И так слава всего царства Русского обходит зубчатые стены Кремля в часы ночные. А там на башне Спасской куранты играть учнут и мерно пробьёт колокол часы. И за колоколом столько же раз ударят в свои колотушки сторожа ночные: не спим-де…
И в уютной, мягко осиянной лампадами опочивальне великого государя начинается новая, незримая, не комнатная, не выходная жизнь, а жизнь ночная, потаённая, иногда страшная и часто тоскливая.
И сегодня вот, не успел царь ещё и ещё раз окрестить изголовье, все углы и все окна и двери, не успел он утонуть в жарких перинах своих, как началась эта незримая, жуткая жизнь, от которой не избавлен ни единый смертный, кроме разве детей малых, неразумных. Гоже ли, в конце концов, что угнал он роскошного и властного патриарха Никона на Бело-озеро простым иноком? А может, то грех? Правда, озорной был человек, святого и того из терпенья вывести мог, а все же ведь патриарх всея России… Ладно, что Малороссию через Богдана опять с Великой Россией воссоединили, ладно, что почитай вся Русь уже под высокой рукой государей московских собралась, но вот всё бунтует там по украинам народ: режут тысячами жидов-нехристей, казаки-голота против кармазинных, самостоятельных казаков восстают, все полозят слухи о происках – там польских, там турецких, там крымских.
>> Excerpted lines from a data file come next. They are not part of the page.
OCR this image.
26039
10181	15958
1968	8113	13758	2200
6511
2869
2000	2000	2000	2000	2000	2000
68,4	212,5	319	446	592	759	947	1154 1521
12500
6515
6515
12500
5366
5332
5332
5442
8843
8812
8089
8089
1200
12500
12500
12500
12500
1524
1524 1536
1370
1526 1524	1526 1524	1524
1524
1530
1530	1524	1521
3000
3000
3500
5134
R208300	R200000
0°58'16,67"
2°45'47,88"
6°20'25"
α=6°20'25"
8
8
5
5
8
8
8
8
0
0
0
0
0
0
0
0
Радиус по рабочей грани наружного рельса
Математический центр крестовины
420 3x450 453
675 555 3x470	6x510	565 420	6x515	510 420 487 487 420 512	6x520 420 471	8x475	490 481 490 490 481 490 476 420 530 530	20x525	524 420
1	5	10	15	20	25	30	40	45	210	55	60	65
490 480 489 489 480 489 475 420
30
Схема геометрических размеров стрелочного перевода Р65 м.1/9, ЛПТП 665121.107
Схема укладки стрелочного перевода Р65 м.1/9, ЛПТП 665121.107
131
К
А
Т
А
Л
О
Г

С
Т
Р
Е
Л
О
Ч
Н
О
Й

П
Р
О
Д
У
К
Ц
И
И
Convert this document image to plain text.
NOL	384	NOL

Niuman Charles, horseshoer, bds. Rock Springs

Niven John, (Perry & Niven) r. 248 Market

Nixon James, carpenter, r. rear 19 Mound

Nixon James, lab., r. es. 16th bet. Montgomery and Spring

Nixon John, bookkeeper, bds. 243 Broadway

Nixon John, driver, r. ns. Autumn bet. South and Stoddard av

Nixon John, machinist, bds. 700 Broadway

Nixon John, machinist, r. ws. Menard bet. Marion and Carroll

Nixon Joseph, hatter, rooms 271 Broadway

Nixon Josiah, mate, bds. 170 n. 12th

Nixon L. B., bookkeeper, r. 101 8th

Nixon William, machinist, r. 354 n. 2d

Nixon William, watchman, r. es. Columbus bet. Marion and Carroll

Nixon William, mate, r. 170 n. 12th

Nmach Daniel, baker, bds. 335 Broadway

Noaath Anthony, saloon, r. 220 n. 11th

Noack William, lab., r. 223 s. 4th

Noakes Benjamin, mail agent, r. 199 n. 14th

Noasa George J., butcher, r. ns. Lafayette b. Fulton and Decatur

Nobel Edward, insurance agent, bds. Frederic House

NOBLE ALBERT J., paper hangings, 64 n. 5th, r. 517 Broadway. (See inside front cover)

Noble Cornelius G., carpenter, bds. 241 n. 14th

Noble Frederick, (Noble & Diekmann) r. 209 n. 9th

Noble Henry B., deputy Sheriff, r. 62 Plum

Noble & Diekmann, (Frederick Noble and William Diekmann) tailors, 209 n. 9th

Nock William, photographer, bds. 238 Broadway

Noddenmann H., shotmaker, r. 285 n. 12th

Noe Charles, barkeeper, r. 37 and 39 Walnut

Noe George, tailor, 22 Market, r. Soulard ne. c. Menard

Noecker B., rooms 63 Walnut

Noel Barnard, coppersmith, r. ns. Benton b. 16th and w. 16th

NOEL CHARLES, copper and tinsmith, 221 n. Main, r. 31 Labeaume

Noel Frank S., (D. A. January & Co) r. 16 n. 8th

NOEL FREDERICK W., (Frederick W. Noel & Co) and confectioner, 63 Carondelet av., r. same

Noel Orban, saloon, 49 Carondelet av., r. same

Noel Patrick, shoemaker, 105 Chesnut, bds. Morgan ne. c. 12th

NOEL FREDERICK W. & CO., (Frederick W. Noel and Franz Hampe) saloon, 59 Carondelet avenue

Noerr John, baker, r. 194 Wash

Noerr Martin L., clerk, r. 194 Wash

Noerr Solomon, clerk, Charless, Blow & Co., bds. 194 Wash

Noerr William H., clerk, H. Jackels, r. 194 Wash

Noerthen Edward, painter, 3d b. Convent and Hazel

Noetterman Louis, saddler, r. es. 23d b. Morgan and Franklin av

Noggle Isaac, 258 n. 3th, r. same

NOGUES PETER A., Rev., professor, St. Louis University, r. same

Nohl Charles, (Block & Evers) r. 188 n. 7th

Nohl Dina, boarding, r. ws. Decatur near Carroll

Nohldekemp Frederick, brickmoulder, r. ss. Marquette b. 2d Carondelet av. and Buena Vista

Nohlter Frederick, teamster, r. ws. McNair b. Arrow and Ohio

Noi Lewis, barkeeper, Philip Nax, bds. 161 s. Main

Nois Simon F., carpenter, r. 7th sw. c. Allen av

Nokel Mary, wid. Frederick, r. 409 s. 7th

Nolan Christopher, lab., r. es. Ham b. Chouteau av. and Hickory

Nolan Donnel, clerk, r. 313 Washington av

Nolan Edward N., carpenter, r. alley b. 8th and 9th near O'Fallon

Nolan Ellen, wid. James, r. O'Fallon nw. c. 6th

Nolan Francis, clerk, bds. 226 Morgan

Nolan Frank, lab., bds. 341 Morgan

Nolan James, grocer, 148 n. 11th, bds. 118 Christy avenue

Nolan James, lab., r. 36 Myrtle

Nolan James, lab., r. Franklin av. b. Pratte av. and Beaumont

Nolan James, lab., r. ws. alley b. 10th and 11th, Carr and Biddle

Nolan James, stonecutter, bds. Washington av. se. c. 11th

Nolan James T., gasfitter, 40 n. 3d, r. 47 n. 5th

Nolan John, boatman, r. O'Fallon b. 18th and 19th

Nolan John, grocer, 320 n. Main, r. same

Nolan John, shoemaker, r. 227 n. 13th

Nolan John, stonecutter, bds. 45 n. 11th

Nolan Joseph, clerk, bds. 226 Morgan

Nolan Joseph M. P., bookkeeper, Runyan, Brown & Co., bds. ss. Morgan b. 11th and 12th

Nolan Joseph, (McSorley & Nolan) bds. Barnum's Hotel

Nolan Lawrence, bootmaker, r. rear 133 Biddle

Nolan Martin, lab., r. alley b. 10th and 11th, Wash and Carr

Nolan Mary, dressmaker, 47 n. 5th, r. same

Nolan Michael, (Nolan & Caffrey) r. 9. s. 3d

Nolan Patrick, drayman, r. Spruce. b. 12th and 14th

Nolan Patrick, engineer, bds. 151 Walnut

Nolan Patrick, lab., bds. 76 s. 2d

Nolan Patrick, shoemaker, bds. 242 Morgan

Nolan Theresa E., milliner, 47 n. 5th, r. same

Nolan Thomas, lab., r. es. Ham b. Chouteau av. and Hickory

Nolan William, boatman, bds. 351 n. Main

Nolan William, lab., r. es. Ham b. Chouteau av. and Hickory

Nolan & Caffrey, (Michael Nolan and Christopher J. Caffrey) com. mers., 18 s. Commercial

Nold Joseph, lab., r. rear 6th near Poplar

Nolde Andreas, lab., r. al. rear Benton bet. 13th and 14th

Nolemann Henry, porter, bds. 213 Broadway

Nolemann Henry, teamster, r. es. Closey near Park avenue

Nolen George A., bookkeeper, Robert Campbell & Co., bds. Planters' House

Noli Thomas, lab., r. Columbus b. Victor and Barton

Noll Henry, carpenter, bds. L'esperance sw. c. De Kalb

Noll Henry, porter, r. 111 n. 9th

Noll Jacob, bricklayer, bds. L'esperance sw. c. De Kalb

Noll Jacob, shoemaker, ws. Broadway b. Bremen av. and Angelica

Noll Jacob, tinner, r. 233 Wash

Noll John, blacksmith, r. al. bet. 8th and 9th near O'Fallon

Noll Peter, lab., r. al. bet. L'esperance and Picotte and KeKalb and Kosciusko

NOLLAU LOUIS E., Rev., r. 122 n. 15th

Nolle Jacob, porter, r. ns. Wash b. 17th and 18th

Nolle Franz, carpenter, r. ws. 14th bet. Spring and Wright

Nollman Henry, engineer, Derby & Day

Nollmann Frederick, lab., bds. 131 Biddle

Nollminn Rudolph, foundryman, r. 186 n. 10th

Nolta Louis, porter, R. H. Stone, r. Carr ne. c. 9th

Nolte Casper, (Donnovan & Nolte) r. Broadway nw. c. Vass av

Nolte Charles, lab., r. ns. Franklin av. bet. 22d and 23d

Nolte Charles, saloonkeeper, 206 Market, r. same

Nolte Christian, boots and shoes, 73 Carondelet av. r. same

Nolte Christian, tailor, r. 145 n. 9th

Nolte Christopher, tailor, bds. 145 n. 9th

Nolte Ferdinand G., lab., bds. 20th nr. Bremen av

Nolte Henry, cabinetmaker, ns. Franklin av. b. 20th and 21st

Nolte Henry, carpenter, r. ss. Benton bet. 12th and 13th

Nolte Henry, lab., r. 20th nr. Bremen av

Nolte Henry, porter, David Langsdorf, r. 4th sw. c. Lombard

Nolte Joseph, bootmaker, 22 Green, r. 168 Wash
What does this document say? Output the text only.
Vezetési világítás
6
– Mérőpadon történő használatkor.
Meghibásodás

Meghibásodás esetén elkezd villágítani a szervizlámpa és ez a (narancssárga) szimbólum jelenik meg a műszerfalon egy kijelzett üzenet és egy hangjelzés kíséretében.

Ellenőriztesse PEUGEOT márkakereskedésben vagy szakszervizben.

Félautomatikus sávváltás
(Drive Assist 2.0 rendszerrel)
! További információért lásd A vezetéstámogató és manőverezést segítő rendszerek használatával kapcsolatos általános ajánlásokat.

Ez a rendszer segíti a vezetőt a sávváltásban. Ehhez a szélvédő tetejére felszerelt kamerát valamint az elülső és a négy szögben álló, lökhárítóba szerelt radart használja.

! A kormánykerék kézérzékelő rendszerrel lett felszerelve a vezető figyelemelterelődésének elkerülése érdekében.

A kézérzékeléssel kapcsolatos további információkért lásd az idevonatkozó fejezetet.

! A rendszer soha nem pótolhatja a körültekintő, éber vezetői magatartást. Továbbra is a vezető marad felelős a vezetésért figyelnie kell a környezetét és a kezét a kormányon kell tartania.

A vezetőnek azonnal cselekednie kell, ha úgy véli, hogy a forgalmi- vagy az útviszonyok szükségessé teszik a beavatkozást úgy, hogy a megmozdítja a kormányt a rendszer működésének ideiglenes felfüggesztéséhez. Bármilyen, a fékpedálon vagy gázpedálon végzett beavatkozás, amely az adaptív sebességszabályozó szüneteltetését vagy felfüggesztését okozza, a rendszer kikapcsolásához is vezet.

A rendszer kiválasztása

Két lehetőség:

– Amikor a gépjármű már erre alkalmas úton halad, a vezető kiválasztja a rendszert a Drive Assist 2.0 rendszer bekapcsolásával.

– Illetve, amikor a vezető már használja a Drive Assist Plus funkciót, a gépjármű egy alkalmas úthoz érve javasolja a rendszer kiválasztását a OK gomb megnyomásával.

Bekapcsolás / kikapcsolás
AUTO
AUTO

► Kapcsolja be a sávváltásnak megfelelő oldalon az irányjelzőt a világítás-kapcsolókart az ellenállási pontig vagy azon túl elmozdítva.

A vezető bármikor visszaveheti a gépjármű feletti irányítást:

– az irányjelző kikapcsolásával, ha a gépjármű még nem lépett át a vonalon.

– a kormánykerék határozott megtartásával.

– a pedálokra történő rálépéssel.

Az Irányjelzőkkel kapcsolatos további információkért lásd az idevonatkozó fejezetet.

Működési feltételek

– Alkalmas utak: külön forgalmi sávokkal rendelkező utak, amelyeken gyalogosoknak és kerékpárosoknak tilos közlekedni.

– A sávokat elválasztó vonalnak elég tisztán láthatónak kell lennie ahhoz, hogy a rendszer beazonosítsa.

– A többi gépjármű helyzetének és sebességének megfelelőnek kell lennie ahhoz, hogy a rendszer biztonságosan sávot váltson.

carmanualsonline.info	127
Да, но как же можно было Киев – мать городов русских – откудова вся Русская земля почала быть, в руках неверных оставить? Спасибо Ордыну, постарался, вернул… Вот закрепили опять же мужичонков к земле, сирот государевых, чтобы не бегали они от одного помещика к другому – кажется, и гоже бы, крепость, порядок, да, а они вот учали на Волгу бегать, на Дон, в Запорожье и всякие дикие украинные места да в разбойные и татиные дела встревать. Дело ли сделали?… Не ошиблись грехом в чём? И тревога извечная шевелится: земно, аки бы Богу, кланяются ему все эти бояре: Черкасские, Воротынские, Трубецкие, Хованские, Голицыны, Пронские, Салтыковы, Репнины, Троекуровы, Прозоровские, Буйносовы, Хилковы, Урусовы, а кто знает, что у них в душе-то? Разве не Трубецкой, забыв честь и Бога, баламутил тогда с казаками под Москвой? Разве не Шаховской, засев в Путивле, проливал кровь православную без жалости? Да и сами Романовы, родичи-то его, предки-то, не они ли извели царевича Димитрия в Угличе? Кто опрокинул Годунова-заботника? Кто извёл умницу и работника Скопина-Шуйского? Везде измена, кровь и великая во всем неверность…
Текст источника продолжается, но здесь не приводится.